E si buttò, con tutta l’anima e con tutte le sue forze.

E incominciò a “predicare” a quei giovani e giovinastri, disprezzati e malvisti dalla gente e so-prattutto dalle autorità e dai cultori dell’ordine e della pulizia sociale.

Ed ecco il miracolo di Gesù che si ripete nel suo discepolo, meravigliosamente!

Quei ragazzi (o ragazzacci di strada) lo ascoltavano … lo seguivano … gli si affezionavano … lo difendevano … lo ricercavano … lo ascoltavano come uno che parlava loro con autorità!

Essi sentivano nelle sue parole, provocazioni, scherzi e attrazioni non solo un tentativo di abbindolarli, di assoggettarli, di raggirarli e portarli a fare quello che lui voleva, per suoi fini e vantaggi: essi sentivano, soprattutto e principalmente, un cuore che stravedeva per loro perché si sentiva accanto a loro e alle loro sconfitte e delusioni.

Sentivano che le parole di Don Bosco si trasformavano per incanto in proposte di vita, in propositi di vita nuova e diversa, in orientamenti di vita da progettare e da realizzare con coraggio.

Sentivano che non era un illusionista che li voleva imbrogliare e imbrigliare, ma in lui sentivano il cuore di un padre che batteva forte forte per dei figli in sofferenza e sfortunati, che non avevano più la fortuna e la gioia di avere un padre che li amasse e si prendesse cura di loro!

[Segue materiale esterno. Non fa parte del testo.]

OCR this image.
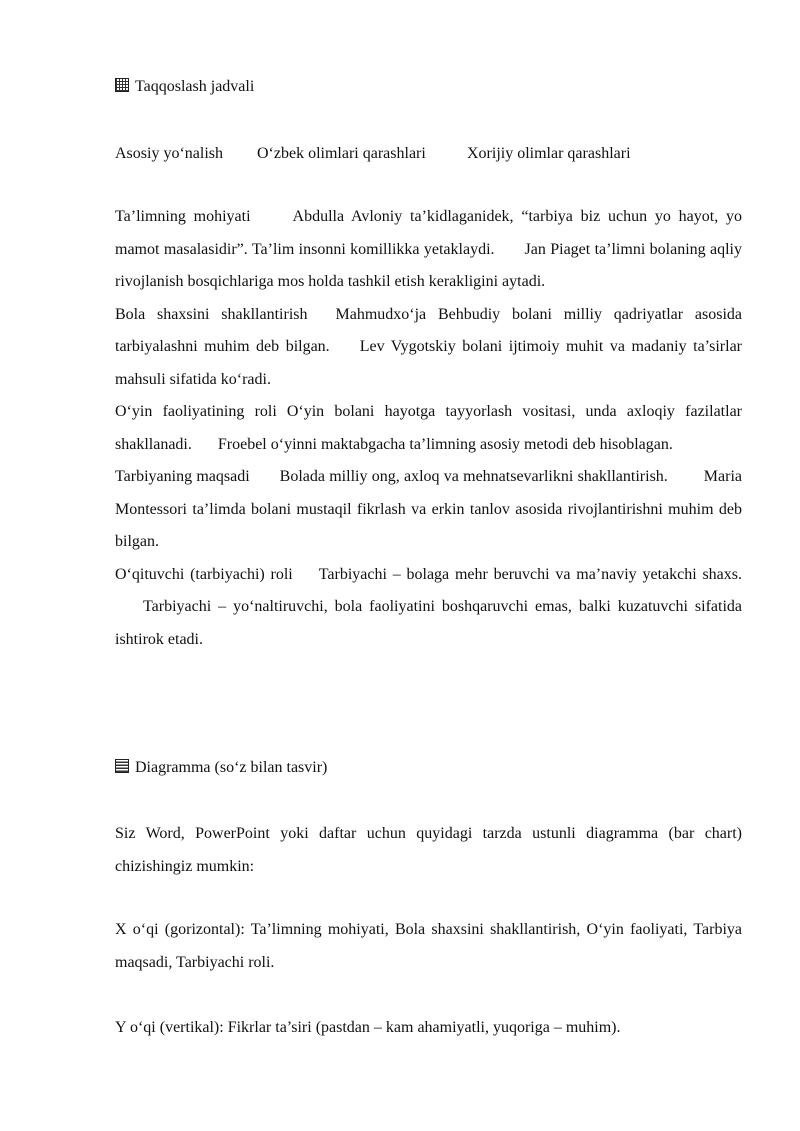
Taqqoslash jadvali
Asosiy yo‘nalish O‘zbek olimlari qarashlari	Xorijiy olimlar qarashlari

Ta’limning mohiyati	Abdulla Avloniy ta’kidlaganidek, “tarbiya biz uchun yo hayot, yo mamot masalasidir”. Ta’lim insonni komillikka yetaklaydi. Jan Piaget ta’limni bolaning aqliy rivojlanish bosqichlariga mos holda tashkil etish kerakligini aytadi.

Bola shaxsini shakllantirish Mahmudxo‘ja Behbudiy bolani milliy qadriyatlar asosida tarbiyalashni muhim deb bilgan. Lev Vygotskiy bolani ijtimoiy muhit va madaniy ta’sirlar mahsuli sifatida ko‘radi.

O‘yin faoliyatining roli O‘yin bolani hayotga tayyorlash vositasi, unda axloqiy fazilatlar shakllanadi. Froebel o‘yinni maktabgacha ta’limning asosiy metodi deb hisoblagan.

Tarbiyaning maqsadi Bolada milliy ong, axloq va mehnatsevarlikni shakllantirish. Maria Montessori ta’limda bolani mustaqil fikrlash va erkin tanlov asosida rivojlantirishni muhim deb bilgan.

O‘qituvchi (tarbiyachi) roli Tarbiyachi – bolaga mehr beruvchi va ma’naviy yetakchi shaxs.Tarbiyachi – yo‘naltiruvchi, bola faoliyatini boshqaruvchi emas, balki kuzatuvchi sifatida ishtirok etadi.

Diagramma (so‘z bilan tasvir)

Siz Word, PowerPoint yoki daftar uchun quyidagi tarzda ustunli diagramma (bar chart) chizishingiz mumkin:

X o‘qi (gorizontal): Ta’limning mohiyati, Bola shaxsini shakllantirish, O‘yin faoliyati, Tarbiya maqsadi, Tarbiyachi roli.

Y o‘qi (vertikal): Fikrlar ta’siri (pastdan – kam ahamiyatli, yuqoriga – muhim).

Capivano che quel prete parlava con autorità perché sapeva, in carne propria, cosa volesse dire essere orfano da sette anni e non aver avuto la gioia di essere amato e accompagnato dall’amore forte di un padre accanto al formidabile amore di mamma Margherita che, nel suo caso, aveva sapientemente supplito a questa drammatica assenza.

Poi impararono che Don Bosco parlava loro e li accompagnava con autorità perché insegnava ciò che credeva in modo trasparente.

Non solo, ma per ciò che credeva aveva il coraggio di mettersi contro tutto e tutti, a costo di ri-metterci faccia e fama .... preso per matto o imprudente o irresponsabile dai suoi stessi colleghi sacerdoti e uomini prudenti e saggi che lo controllavano a vista … come fosse pericoloso!

Don Bosco per i suoi ragazzi, e furono migliaia e migliaia, stravedeva sì, ma, quello che insegnava e diceva loro, lo viveva coraggiosamente in prima persona, sino alle estreme e coraggiose decisioni.

Insomma Don Bosco, insegnando a tanti giovani a vivere e a formarsi onesti cittadini e buoni cristiani, con l’autorità che affascinava e conquistava, mostrava indiscutibilmente (“con autori-tà”) il coraggio supremo di rinunciare ai propri interessi e guadagni, di pagare di persona con sacrifici e sofferenze e soprattutto di dare la sua vita totalmente per loro: i “suoi figli e i suoi giovani” che, spirando, disse ti attendere tutti in paradiso!

E non sono solo parole, se il medico che lo visitò dopo la morte, affermò che il corpo di don Bosco era completamente consumato!